Ensuite, j’y suis revenue pour tatouiller ici et là ; j’ai réécrit deux versions complètes, mais ce n’était pas ça. Et puis surtout, j’avais écrit et publié entre temps, j’étais entrée dans plusieurs machines, j’avais d’autres intérêts... Et tout ça me paraissait enfantin, voire infantile, plutôt masturbatoire : bon, je m’étais tenue compagnie avec ça pendant des années et ça m’avait même aidée à survivre à mes premières années d’université, mais ce n’était pas une raison pour déballer ça en public ! Je l’avais fait lire à quelques personnes (Tu en sais quelque chose), à commencer, très tôt (1972) , par Pierre Versins, qui m’avait encouragée en me disant " Tu as d’autres histoires à écrire, c’est sûr ", mais bon, ça me suffisait. Chaque fois que je relisais le machin, je corrigeais plein de trucs avec horreur... Bref, j’ai appris à écrire avec. Et puis la SF avait quand même un peu évolué entre temps, et elle n’arrêtait pas. Ça devenait difficile de lâcher ce livre, dans ces circonstances. Jusqu’à ce que... j’aie mûri, en retrouvant l’espèce d’innocence que j’avais eue au début, et que je savais obscurément nécessaire pour ne pas... gâcher tout le truc en étant trop astucieuse, trop savante, trop... coquette, littérairement, je veux dire (J’ai presque été tentée à un moment donné, j’avoue, par le post-moderne ! Ciel ! ). Et puis, pour des raisons sans rapport, j’ai repris des bouts de textes pour arranger un recueil pour adolescents
(Contes de Tyranaël), ça m’a fait revisiter cet univers et je me suis soudain rendu compte qu’il me parlait toujours, que tous ces personnages, ces histoires — et ces lieux — étaient toujours vivants pour moi, signifiants. Encore quelques autres raisons sans rapport — un nouvel éditeur québécois qui se lançait, un copain (Alire) , le défi de la performance (publier cinq romans le plus vite possible, en l’occurrence moins de deux ans) , le désir d’en finir l’année de mes cinquante ans avec ce machin que j’avais porté les deux tiers de ma vie, un besoin de tourner la page... et aussi le sentiment très profond que c’était prêt, et que j’étais prête pour, digne de, en quelque sorte ! Et la découverte et l’aide absolument inestimables d’un conseiller technique hors pair, Norman Molhant, qui n’a pas arrêté en cours de route (via le courriel, plusieurs fois par jour !) de me conseiller, de m’éduquer, de me faire enrager, désespérer, puis de me revivifier... Ah, quel pied ! Et le sentiment, après avoir fini, que j’avais été fidèle à au moins 80 %, parfois plus, à mon projet — c’est énorme ! Je ne sais pas si le roman est important pour autrui, mais pour moi... le pied.

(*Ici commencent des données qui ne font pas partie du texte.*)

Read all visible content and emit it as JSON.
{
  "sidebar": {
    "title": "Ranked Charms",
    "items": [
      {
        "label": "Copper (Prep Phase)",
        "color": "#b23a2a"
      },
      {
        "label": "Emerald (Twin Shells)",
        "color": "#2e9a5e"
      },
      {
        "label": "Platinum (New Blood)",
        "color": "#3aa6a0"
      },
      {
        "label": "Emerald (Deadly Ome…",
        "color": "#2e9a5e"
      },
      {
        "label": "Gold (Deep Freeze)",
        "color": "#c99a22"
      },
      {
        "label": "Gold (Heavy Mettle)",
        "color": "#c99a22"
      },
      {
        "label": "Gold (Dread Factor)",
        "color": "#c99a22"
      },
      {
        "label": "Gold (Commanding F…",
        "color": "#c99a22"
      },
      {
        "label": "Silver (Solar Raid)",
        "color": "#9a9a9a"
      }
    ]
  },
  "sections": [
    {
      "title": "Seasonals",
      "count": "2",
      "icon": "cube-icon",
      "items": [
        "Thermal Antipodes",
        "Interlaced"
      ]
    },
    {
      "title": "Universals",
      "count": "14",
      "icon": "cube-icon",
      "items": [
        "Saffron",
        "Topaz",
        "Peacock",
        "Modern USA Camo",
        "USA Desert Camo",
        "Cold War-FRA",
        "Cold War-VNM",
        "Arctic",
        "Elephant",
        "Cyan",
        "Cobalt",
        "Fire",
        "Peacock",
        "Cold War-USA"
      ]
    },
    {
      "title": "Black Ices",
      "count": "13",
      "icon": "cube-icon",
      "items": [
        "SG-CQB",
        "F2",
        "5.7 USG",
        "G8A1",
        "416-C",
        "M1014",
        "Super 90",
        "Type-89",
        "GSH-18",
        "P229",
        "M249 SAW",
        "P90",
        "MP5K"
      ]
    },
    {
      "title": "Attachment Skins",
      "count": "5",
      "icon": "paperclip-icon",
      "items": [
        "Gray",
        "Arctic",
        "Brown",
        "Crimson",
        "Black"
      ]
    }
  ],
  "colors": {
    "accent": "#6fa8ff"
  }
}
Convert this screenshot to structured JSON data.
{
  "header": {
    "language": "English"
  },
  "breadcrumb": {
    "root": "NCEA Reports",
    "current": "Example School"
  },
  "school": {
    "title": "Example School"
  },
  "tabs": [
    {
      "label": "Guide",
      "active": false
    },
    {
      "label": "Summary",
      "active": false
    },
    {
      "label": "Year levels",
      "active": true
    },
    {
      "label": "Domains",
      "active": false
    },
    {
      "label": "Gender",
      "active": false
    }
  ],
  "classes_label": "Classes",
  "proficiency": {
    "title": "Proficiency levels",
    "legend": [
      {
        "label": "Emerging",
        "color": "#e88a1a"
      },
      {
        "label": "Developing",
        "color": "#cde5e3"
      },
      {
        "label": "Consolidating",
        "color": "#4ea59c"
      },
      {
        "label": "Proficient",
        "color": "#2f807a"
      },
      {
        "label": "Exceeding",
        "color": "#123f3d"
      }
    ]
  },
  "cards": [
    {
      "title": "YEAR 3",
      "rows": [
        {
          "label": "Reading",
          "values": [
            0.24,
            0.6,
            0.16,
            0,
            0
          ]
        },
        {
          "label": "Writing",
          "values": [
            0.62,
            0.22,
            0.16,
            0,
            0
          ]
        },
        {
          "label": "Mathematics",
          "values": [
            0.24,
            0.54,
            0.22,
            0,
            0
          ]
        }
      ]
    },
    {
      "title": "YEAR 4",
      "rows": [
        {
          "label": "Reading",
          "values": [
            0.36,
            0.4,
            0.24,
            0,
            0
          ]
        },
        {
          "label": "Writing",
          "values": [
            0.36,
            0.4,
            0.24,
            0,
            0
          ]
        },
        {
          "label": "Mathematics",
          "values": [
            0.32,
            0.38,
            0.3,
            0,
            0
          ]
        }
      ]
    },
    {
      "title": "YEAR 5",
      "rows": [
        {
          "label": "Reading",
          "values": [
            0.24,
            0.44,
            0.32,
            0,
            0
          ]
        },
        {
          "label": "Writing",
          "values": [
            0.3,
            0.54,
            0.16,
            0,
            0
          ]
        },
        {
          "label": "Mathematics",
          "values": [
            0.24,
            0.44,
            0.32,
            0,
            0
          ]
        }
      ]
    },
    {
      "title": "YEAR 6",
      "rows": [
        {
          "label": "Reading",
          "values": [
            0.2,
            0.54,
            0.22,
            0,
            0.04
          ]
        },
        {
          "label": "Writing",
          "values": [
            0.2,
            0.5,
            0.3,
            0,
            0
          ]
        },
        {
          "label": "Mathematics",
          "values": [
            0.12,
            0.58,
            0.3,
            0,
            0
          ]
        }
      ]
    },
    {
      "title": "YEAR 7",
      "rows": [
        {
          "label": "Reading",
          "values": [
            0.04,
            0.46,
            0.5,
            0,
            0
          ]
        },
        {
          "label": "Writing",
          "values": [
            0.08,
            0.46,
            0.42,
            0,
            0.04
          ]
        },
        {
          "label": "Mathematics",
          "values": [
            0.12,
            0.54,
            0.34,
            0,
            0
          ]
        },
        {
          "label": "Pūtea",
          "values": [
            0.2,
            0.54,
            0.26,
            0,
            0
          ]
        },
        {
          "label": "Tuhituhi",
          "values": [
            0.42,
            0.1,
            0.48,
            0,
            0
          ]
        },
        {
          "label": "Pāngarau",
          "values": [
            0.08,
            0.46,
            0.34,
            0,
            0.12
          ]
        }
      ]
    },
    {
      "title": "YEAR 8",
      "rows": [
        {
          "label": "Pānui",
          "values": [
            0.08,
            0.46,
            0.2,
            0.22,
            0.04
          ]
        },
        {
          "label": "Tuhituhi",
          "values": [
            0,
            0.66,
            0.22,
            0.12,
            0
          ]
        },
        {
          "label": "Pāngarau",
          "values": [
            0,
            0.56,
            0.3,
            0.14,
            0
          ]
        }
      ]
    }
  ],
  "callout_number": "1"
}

RB. : Et quelles différences principales relèverais-tu, si tu crois qu’il y en a, entre l’auteure de ce livre et ses préoccupations et celles de tes ouvrages précédents ?
EV. : Eh bien, c’est difficile à dire, puisque le bidule est perversement étalé dans sa conception et sa rédaction sur trente-six ans ! C’est exactement la même auteure que celle des livres précédents et inversement. J’y ai reversé en cours de route tout ce qui me préoccupait, et inversement, bis. C’est d’ailleurs une des raisons pour lesquelles il est resté vivant dans mon imagination. Le plus difficile, ça a été de garder des détails, des thèmes (comme les pouvoirs psi) , dont je me suis détachée assez tôt quand même dans leur forme, disons, " naïve " , années 50 et 60 — laquelle était essentiellement la forme sous laquelle je les avais découverts à seize ans. Le continuum corps-esprit reste fascinant pour moi, cependant, et j’ai essayé d’introduire un peu de cet aspect. De même pour rester fidèle à l’élan initial d’une adolescente qui ne savait même pas que le mot féminisme existait, j’ai laissé ce motif-là, très important pour moi maintenant, diffuser de façon sournoise dans tout le truc, de façon détournée, souterraine, mais pas nécessairement toujours très explicite. Enfin, l’importance de la solidité... parascientifique a été importante pour moi dès que j’ai commencé à écrire sérieusement de la SF — non que ce soit mon sujet central, des idées de hard science, mais question de principe — alors que, je m’en suis rendu compte en relisant les versions originales, ce qui comptait alors, c’était d’aller droit à l’essentiel, qui était... la satisfaction des fantasmes, disons, pour simplifier, avec le minimum de rationalisation-déguisement. Et le super-pied, avec Norman, ça a été de me rendre compte que des trucs que je croyais totalement impossibles à rationaliser scientifiquement et auxquels pourtant je tenais mordicus l’étaient, rationalisables ! Et que je pouvais donc les garder et continuer à me faire plaisir, ouf.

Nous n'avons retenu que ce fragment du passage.